No podemos conocer ni el momento de aparición, ni su duración, hasta que no hayan transcurrido varios ciclos de tratamiento.
Existen distintos tipos de fármacos para evitarlos y también se benefician de las técnicas de relajación.
Deberá consultar con su médico en el caso de que empeoren a lo largo de los tratamientos.
¿Qué hacer?
- Relajarse antes del tratamiento.
- Realizar una comida ligera antes del mismo.
- Comer pequeñas cantidades de 5 a 6 veces al día.
- Comer en los momentos que se tenga hambre y lo que le apetezca, en lugar agradable, ventilado y tranquilo.
- Evitar olores que puedan desagradar. Pida ayuda a los familiares para la realización de las comidas y la compra.

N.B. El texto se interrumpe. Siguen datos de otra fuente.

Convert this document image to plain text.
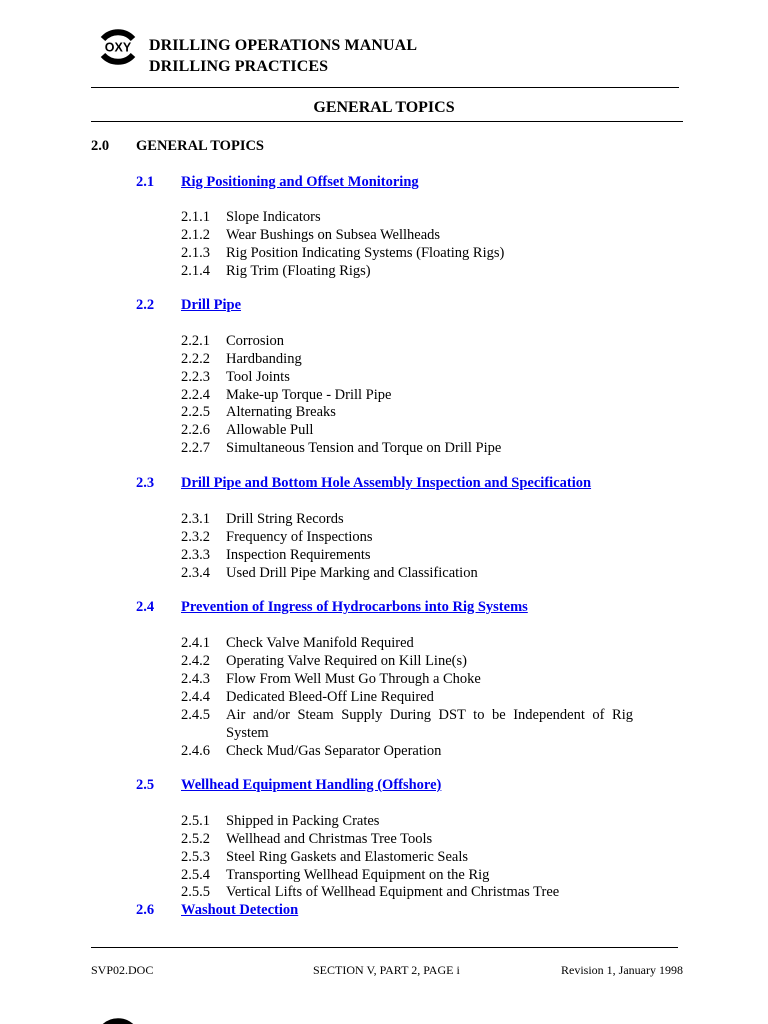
OXY DRILLING OPERATIONS MANUAL
DRILLING PRACTICES
GENERAL TOPICS
2.0 GENERAL TOPICS
2.1 Rig Positioning and Offset Monitoring
2.1.1 Slope Indicators
2.1.2 Wear Bushings on Subsea Wellheads
2.1.3 Rig Position Indicating Systems (Floating Rigs)
2.1.4 Rig Trim (Floating Rigs)
2.2 Drill Pipe
2.2.1 Corrosion
2.2.2 Hardbanding
2.2.3 Tool Joints
2.2.4 Make-up Torque - Drill Pipe
2.2.5 Alternating Breaks
2.2.6 Allowable Pull
2.2.7 Simultaneous Tension and Torque on Drill Pipe
2.3 Drill Pipe and Bottom Hole Assembly Inspection and Specification
2.3.1 Drill String Records
2.3.2 Frequency of Inspections
2.3.3 Inspection Requirements
2.3.4 Used Drill Pipe Marking and Classification
2.4 Prevention of Ingress of Hydrocarbons into Rig Systems
2.4.1 Check Valve Manifold Required
2.4.2 Operating Valve Required on Kill Line(s)
2.4.3 Flow From Well Must Go Through a Choke
2.4.4 Dedicated Bleed-Off Line Required
2.4.5 Air and/or Steam Supply During DST to be Independent of Rig System
2.4.6 Check Mud/Gas Separator Operation
2.5 Wellhead Equipment Handling (Offshore)
2.5.1 Shipped in Packing Crates
2.5.2 Wellhead and Christmas Tree Tools
2.5.3 Steel Ring Gaskets and Elastomeric Seals
2.5.4 Transporting Wellhead Equipment on the Rig
2.5.5 Vertical Lifts of Wellhead Equipment and Christmas Tree
2.6 Washout Detection
SVP02.DOC	SECTION V, PART 2, PAGE i	Revision 1, January 1998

- Masticar bien los alimentos.
- Tomar las comidas a temperatura ambiente.
- Disminuir la ingesta de líquidos durante las comidas, pero beber a pequeños sorbos a lo largo del día.
- No consumir bebidas alcohólicas, ni tabaco y limitar las bebidas gaseosas.
- Tomar alimentos blandos, suaves, de fácil digestión, evitando los alimentos grasos y los fritos.
- Si nota sabor metálico en las comidas es mejor especiarlas, aderezarlas con limón y evitar cubiertos metálicos.
- Descansar después de comer, preferiblemente incorporado, al menos una hora.
- Use ropa cómoda y suelta.
- Si tiene náuseas por la mañana tome alimentos secos antes de levantarse.
- En caso de vómitos dieta absoluta. Después beba pequeños sorbos cada 10-15 minutos. Si no se tolera el agua, consulte con el médico por el riesgo de deshidratación.
- Si tolera líquidos, auméntelos progresivamente.
- Si pasan 24h sin vómitos, iniciar una dieta blanda y suave.